Now you have the code window split vertically in the IDE. Of course you could always rip one of the copies outside the IDE and vertically arrange them as well (http://blogs.msdn.com/b/zainnab/archive/2010/01/15/free-your-document-windows.aspx).

Comments (11)

  1. bluebunny says:

    Why does this not work for VB?  C# and C++ only?!?

  2. Paul Pignon says:

    That is pretty useless advice – who needs two copies of the same code file? The point is you then need to open the other file(s) you do want to see in the second tab group, and of course close the duplicate file – in that order otherwise the second tab group disappears. Pretty annoying and badly designed IMHO.

  3. zainnab says:

    bluebunny — This DOES work in VS2012.  I just tested it and it works.  I don't recall if it works in VS2010 or not off the top of my head.
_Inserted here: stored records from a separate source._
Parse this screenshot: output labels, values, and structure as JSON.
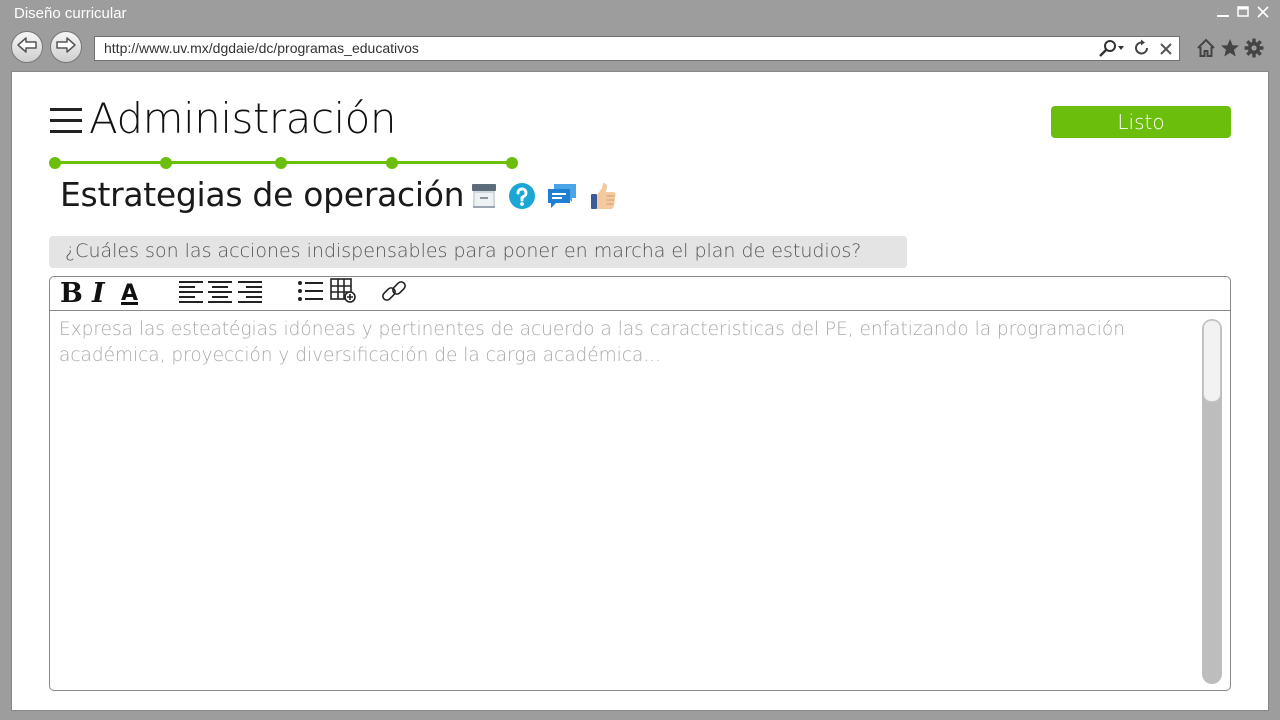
{
  "window": {
    "title": "Diseño curricular"
  },
  "browser": {
    "url": "http://www.uv.mx/dgdaie/dc/programas_educativos"
  },
  "header": {
    "title": "Administración",
    "done_label": "Listo"
  },
  "progress": {
    "steps": 5,
    "completed_steps": 5
  },
  "section": {
    "title": "Estrategias de operación"
  },
  "question": {
    "text": "¿Cuáles son las acciones indispensables para poner en marcha el plan de estudios?"
  },
  "editor": {
    "toolbar": {
      "bold_label": "B",
      "italic_label": "I",
      "font_color_label": "A"
    },
    "placeholder": "Expresa las esteatégias idóneas y pertinentes de acuerdo a las caracteristicas del PE, enfatizando la programación académica, proyección y diversificación de la carga académica..."
  },
  "colors": {
    "accent": "#6bbf0c",
    "question_bg": "#e4e4e4",
    "help_icon": "#1aa7d6",
    "chat_icon": "#1f7fd1"
  },
  "icons": {
    "section": [
      "archive-icon",
      "help-icon",
      "chat-icon",
      "thumbs-up-icon"
    ]
  }
}
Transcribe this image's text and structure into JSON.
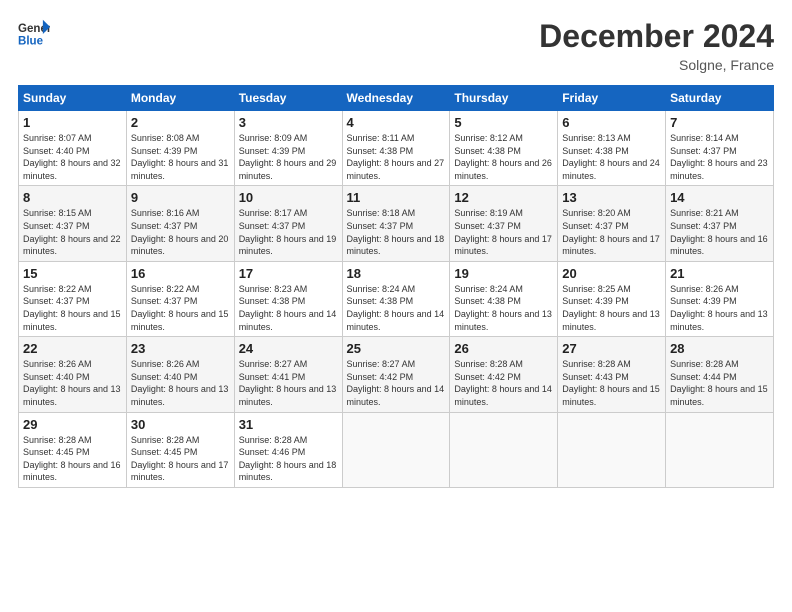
{
  "header": {
    "logo_line1": "General",
    "logo_line2": "Blue",
    "month": "December 2024",
    "location": "Solgne, France"
  },
  "weekdays": [
    "Sunday",
    "Monday",
    "Tuesday",
    "Wednesday",
    "Thursday",
    "Friday",
    "Saturday"
  ],
  "weeks": [
    [
      {
        "day": "1",
        "sunrise": "8:07 AM",
        "sunset": "4:40 PM",
        "daylight": "8 hours and 32 minutes."
      },
      {
        "day": "2",
        "sunrise": "8:08 AM",
        "sunset": "4:39 PM",
        "daylight": "8 hours and 31 minutes."
      },
      {
        "day": "3",
        "sunrise": "8:09 AM",
        "sunset": "4:39 PM",
        "daylight": "8 hours and 29 minutes."
      },
      {
        "day": "4",
        "sunrise": "8:11 AM",
        "sunset": "4:38 PM",
        "daylight": "8 hours and 27 minutes."
      },
      {
        "day": "5",
        "sunrise": "8:12 AM",
        "sunset": "4:38 PM",
        "daylight": "8 hours and 26 minutes."
      },
      {
        "day": "6",
        "sunrise": "8:13 AM",
        "sunset": "4:38 PM",
        "daylight": "8 hours and 24 minutes."
      },
      {
        "day": "7",
        "sunrise": "8:14 AM",
        "sunset": "4:37 PM",
        "daylight": "8 hours and 23 minutes."
      }
    ],
    [
      {
        "day": "8",
        "sunrise": "8:15 AM",
        "sunset": "4:37 PM",
        "daylight": "8 hours and 22 minutes."
      },
      {
        "day": "9",
        "sunrise": "8:16 AM",
        "sunset": "4:37 PM",
        "daylight": "8 hours and 20 minutes."
      },
      {
        "day": "10",
        "sunrise": "8:17 AM",
        "sunset": "4:37 PM",
        "daylight": "8 hours and 19 minutes."
      },
      {
        "day": "11",
        "sunrise": "8:18 AM",
        "sunset": "4:37 PM",
        "daylight": "8 hours and 18 minutes."
      },
      {
        "day": "12",
        "sunrise": "8:19 AM",
        "sunset": "4:37 PM",
        "daylight": "8 hours and 17 minutes."
      },
      {
        "day": "13",
        "sunrise": "8:20 AM",
        "sunset": "4:37 PM",
        "daylight": "8 hours and 17 minutes."
      },
      {
        "day": "14",
        "sunrise": "8:21 AM",
        "sunset": "4:37 PM",
        "daylight": "8 hours and 16 minutes."
      }
    ],
    [
      {
        "day": "15",
        "sunrise": "8:22 AM",
        "sunset": "4:37 PM",
        "daylight": "8 hours and 15 minutes."
      },
      {
        "day": "16",
        "sunrise": "8:22 AM",
        "sunset": "4:37 PM",
        "daylight": "8 hours and 15 minutes."
      },
      {
        "day": "17",
        "sunrise": "8:23 AM",
        "sunset": "4:38 PM",
        "daylight": "8 hours and 14 minutes."
      },
      {
        "day": "18",
        "sunrise": "8:24 AM",
        "sunset": "4:38 PM",
        "daylight": "8 hours and 14 minutes."
      },
      {
        "day": "19",
        "sunrise": "8:24 AM",
        "sunset": "4:38 PM",
        "daylight": "8 hours and 13 minutes."
      },
      {
        "day": "20",
        "sunrise": "8:25 AM",
        "sunset": "4:39 PM",
        "daylight": "8 hours and 13 minutes."
      },
      {
        "day": "21",
        "sunrise": "8:26 AM",
        "sunset": "4:39 PM",
        "daylight": "8 hours and 13 minutes."
      }
    ],
    [
      {
        "day": "22",
        "sunrise": "8:26 AM",
        "sunset": "4:40 PM",
        "daylight": "8 hours and 13 minutes."
      },
      {
        "day": "23",
        "sunrise": "8:26 AM",
        "sunset": "4:40 PM",
        "daylight": "8 hours and 13 minutes."
      },
      {
        "day": "24",
        "sunrise": "8:27 AM",
        "sunset": "4:41 PM",
        "daylight": "8 hours and 13 minutes."
      },
      {
        "day": "25",
        "sunrise": "8:27 AM",
        "sunset": "4:42 PM",
        "daylight": "8 hours and 14 minutes."
      },
      {
        "day": "26",
        "sunrise": "8:28 AM",
        "sunset": "4:42 PM",
        "daylight": "8 hours and 14 minutes."
      },
      {
        "day": "27",
        "sunrise": "8:28 AM",
        "sunset": "4:43 PM",
        "daylight": "8 hours and 15 minutes."
      },
      {
        "day": "28",
        "sunrise": "8:28 AM",
        "sunset": "4:44 PM",
        "daylight": "8 hours and 15 minutes."
      }
    ],
    [
      {
        "day": "29",
        "sunrise": "8:28 AM",
        "sunset": "4:45 PM",
        "daylight": "8 hours and 16 minutes."
      },
      {
        "day": "30",
        "sunrise": "8:28 AM",
        "sunset": "4:45 PM",
        "daylight": "8 hours and 17 minutes."
      },
      {
        "day": "31",
        "sunrise": "8:28 AM",
        "sunset": "4:46 PM",
        "daylight": "8 hours and 18 minutes."
      },
      null,
      null,
      null,
      null
    ]
  ]
}
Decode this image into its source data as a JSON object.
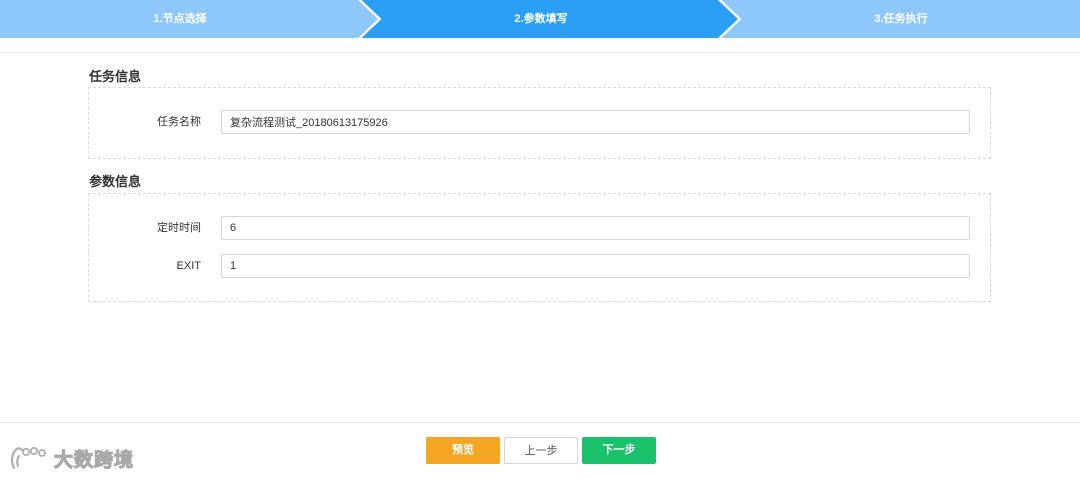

    Paul — it's true this may be useless to you and that could be said of a lot of features.  I personally think the open button on the Previe Tab is useless BUT that is my opinion.  I've found that what is usless to one person is very important to another.  Just my .02  🙂


  4. Charles Cross says:

    Such a convenient and perfect answer. Thanks much.

  5. Christoph says:

    Perfect, to the point tip, thank you!

    Paul completely misses the point. This does not create a copy of the file, but opens a second "view". You can then view the same file side-by-side to compare two functions in the same file etc. which on modern days' "wide" monitor formats makes more sense than the built-in "on-top-of-each-other" splitview.

  6. Jose says:

    I disagree Paul. Sometimes you are scrolling all the time between 2 functions in the same file, so if you can see them both at the same time (vertically arranged) it's just what you need.

    Great tip!

  7. TH says:

    Any idea about how to navigate the secondary window to the working windows position? ("Equalize" what code is being viewed in the to panes.)

    Say you want to "peek definition" via the real F12 and not Alt-F12, but don't want to loose your working position.

  8. sara says:

    Can anyone tell me how can one divide the screen to see two different results of the code?

  9. laamanni says:

    This is a good feature. But when I restart visual studio 2010 (or open it the next day..) my vertical tabs become HORIZONTAL (which I don't like). Is this a feature or bug and how to solve this?

  10. Humilulo says:

    It's a nice start, but it's also half useless without sharing keyboard shortcuts on how to swap between the two views.

    Sara, from what i understand of your question, this entire post was an answer to your question. Either you didn't understand the article or i am totally missing what you are asking. I'm guessing it's more likely that i don't understand what you are asking, but i share this in case others might have the same problem understanding your question.

  11. Boris says:

    Humilulo, if by "swapping between two views" you mean changing a focus from one opened file to another then "Ctrl + Tab" and "Ctrl + Shift + Tab" do the job.